Q: When I try to access some websites (in this case, Southwest Airlines), I get this message: “You don’t have permission to access http://www.southwest.com/ on this server.”
I tried accessing this website with Firefox, Chrome and Internet Explorer and I get this message with all of them. Any suggestions on how to access this website?
— Jane Condit
A: Is the computer you’re using on a home network or a business network? If the former, has anyone installed any sort of parental software?
Businesses commonly block access to certain types of websites in an effort, often futile, to keep employees focused on their work. And parental software that aims to block access to nefarious sites by children sometimes may also block non-nefarious sites.
Two simple steps will help you narrow down the possibilities.
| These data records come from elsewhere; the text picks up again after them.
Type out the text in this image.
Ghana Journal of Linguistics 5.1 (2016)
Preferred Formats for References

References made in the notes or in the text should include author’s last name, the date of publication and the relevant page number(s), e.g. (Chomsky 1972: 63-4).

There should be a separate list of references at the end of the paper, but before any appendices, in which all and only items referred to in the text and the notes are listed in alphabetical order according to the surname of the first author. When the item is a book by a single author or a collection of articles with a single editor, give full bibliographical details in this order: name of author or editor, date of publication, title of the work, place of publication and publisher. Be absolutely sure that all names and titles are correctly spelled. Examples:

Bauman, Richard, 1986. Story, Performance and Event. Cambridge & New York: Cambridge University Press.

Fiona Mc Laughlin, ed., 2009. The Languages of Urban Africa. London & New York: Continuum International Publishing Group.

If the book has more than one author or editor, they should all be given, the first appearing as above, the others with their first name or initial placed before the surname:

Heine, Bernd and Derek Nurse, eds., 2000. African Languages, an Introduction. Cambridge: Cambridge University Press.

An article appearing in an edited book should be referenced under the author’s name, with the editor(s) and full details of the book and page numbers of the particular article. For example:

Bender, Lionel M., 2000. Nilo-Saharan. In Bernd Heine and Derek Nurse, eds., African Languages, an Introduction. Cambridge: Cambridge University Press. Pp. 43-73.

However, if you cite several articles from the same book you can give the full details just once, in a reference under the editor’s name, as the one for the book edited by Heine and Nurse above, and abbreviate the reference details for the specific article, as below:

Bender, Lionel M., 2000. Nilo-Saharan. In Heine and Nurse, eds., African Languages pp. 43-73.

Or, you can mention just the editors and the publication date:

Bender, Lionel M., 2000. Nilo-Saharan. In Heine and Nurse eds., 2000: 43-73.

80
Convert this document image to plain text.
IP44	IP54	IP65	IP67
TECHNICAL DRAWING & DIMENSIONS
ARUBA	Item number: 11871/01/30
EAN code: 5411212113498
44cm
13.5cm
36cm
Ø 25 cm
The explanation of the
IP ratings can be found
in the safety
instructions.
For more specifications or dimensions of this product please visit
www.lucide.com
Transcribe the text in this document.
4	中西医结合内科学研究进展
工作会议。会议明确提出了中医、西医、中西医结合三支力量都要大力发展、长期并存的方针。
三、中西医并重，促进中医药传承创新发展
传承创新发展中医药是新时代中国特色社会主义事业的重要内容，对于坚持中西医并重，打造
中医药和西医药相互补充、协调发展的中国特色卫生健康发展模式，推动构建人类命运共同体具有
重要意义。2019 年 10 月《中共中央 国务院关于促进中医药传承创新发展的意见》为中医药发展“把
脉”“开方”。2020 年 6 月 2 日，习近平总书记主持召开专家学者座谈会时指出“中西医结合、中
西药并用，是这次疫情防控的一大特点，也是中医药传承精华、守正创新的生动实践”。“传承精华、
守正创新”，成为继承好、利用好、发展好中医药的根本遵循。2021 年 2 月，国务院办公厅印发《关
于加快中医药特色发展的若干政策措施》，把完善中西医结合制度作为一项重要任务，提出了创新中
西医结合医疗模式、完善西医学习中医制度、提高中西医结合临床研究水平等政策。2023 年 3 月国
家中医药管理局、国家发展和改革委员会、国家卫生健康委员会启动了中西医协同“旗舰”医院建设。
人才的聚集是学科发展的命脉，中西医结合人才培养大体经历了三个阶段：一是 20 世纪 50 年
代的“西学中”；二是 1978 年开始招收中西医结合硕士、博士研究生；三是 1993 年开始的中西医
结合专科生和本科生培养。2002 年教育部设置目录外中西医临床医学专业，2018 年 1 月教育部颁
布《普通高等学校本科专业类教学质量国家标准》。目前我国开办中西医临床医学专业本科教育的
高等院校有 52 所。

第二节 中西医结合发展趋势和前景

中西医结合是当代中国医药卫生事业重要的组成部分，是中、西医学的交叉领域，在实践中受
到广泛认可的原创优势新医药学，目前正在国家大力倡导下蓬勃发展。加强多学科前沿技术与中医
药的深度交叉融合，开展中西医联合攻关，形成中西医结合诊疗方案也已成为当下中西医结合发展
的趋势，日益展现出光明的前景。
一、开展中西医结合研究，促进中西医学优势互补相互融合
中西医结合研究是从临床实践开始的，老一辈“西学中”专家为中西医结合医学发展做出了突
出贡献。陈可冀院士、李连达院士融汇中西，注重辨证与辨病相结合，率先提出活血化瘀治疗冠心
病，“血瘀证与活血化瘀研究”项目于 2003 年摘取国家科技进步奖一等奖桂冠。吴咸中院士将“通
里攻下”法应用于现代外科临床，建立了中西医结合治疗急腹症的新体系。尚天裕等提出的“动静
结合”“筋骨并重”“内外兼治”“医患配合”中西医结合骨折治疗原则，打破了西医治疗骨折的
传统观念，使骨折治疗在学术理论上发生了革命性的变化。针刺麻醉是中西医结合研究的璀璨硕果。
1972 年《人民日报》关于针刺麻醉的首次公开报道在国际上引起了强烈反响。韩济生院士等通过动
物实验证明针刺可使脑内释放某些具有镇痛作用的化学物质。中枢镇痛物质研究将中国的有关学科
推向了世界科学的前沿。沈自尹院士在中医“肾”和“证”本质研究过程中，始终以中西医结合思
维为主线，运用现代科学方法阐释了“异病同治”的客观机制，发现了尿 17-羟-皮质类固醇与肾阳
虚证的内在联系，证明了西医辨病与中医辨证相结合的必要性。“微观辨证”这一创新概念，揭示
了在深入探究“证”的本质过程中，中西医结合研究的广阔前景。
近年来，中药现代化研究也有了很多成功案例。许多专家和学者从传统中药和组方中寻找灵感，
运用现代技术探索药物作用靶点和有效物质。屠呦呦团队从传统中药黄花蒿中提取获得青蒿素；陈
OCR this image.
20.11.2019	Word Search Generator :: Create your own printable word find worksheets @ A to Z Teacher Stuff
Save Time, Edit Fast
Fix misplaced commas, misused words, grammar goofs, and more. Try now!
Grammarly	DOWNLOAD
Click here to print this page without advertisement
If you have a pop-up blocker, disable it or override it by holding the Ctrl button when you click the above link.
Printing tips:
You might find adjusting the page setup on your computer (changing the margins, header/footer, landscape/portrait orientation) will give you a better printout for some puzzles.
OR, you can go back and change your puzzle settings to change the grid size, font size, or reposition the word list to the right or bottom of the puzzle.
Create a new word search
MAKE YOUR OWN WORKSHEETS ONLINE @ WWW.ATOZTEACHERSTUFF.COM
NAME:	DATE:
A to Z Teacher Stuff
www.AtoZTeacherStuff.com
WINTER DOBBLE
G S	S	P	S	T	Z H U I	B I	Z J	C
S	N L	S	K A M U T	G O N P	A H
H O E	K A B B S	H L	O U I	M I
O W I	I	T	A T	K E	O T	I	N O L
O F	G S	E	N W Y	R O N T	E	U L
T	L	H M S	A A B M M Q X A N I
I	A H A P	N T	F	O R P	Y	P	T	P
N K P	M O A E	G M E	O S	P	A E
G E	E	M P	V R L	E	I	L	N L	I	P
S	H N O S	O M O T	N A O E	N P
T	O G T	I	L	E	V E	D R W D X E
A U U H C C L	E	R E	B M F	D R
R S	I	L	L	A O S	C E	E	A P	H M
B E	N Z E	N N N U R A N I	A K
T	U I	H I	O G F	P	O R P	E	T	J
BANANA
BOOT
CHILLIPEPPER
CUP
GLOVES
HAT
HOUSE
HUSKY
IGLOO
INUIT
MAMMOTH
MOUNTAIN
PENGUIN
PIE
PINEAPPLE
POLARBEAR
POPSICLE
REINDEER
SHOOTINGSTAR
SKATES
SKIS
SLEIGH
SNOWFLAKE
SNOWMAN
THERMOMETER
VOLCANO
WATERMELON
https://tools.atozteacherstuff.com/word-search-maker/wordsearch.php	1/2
First, try accessing the site while connected to a different network. Secondly, try accessing the site using a different computer. If the problem persists when connected to a different network, it likely stems from software on that computer — a software firewall, a virtual private network or parental software. If the problem goes away — and especially if the other computer has the problem on the first network — the problem is more likely blocking being imposed by a network administrator.
Q: A couple of years ago, I jostled a little thumb drive while it was inserted into my MacBook Air. Evidently, I warped it as it’s no longer accessible. A repair shop wanted to charge me $45 to inspect it to see if it was repairable, but I declined. Is there any point in my keeping it?
— John Medlin
A: The first thing I’d do is try that thumb drive in another computer. If it works, at least you can retrieve any data you want to keep. If it doesn’t work, and if you don’t really need any of the data on the drive, I’d toss it and get another one.
Q: I have an ASUS laptop that is about 5 years old. I regularly download snapshots from email and Facebook to my desktop. About four or five months ago when I attempted to download a picture, I got a message that said: “There are no more files,” and it would not download. It stayed that way for a couple months, then corrected itself. A few weeks ago the problem came back.
When I searched Google for a fix, there was a plethora of them, all sort of ambiguous. One that caught my eye said the cause was one of those “automatic updates” that appear from time to time where it warns you not to turn off your computer, and was specific to ASUS computers. Can you help?
— Greg Hanseroth, Seattle
A: Sounds to me like something is preventing the operating system from properly managing data on the computer’s drive. What’s not clear is whether the problem is a hardware problem or a software problem. You may have a corrupt drive or, yes, a critical system file may have been corrupted during an operating system update. You’ll find detailed instructions for troubleshooting this sort of problem here: http://st.news/microsoft-answers
Q: When I get an email from someone that contains pictures, they show just fine. But when I try to forward it, the pictures are not there; only the URL plus a lot of other junk. I’ve tried forwarding it to myself, and it comes without pictures. If I look through all the junk to find the URL, it does in fact open the picture, but in my browser, not in the email. Can you figure out why this happens, and what the fix is?
— Donald Haff
A: There’s a good deal of chatter on Thunderbird forums about users having difficulty displaying images in emails. The best suggestion I could find is to check whether your Thunderbird client is configured to “Use System Proxy Settings.” If so, change it to “No Proxy” and see what happens. Reportedly, an update to at least some Thunderbird clients resulted in that setting being changed.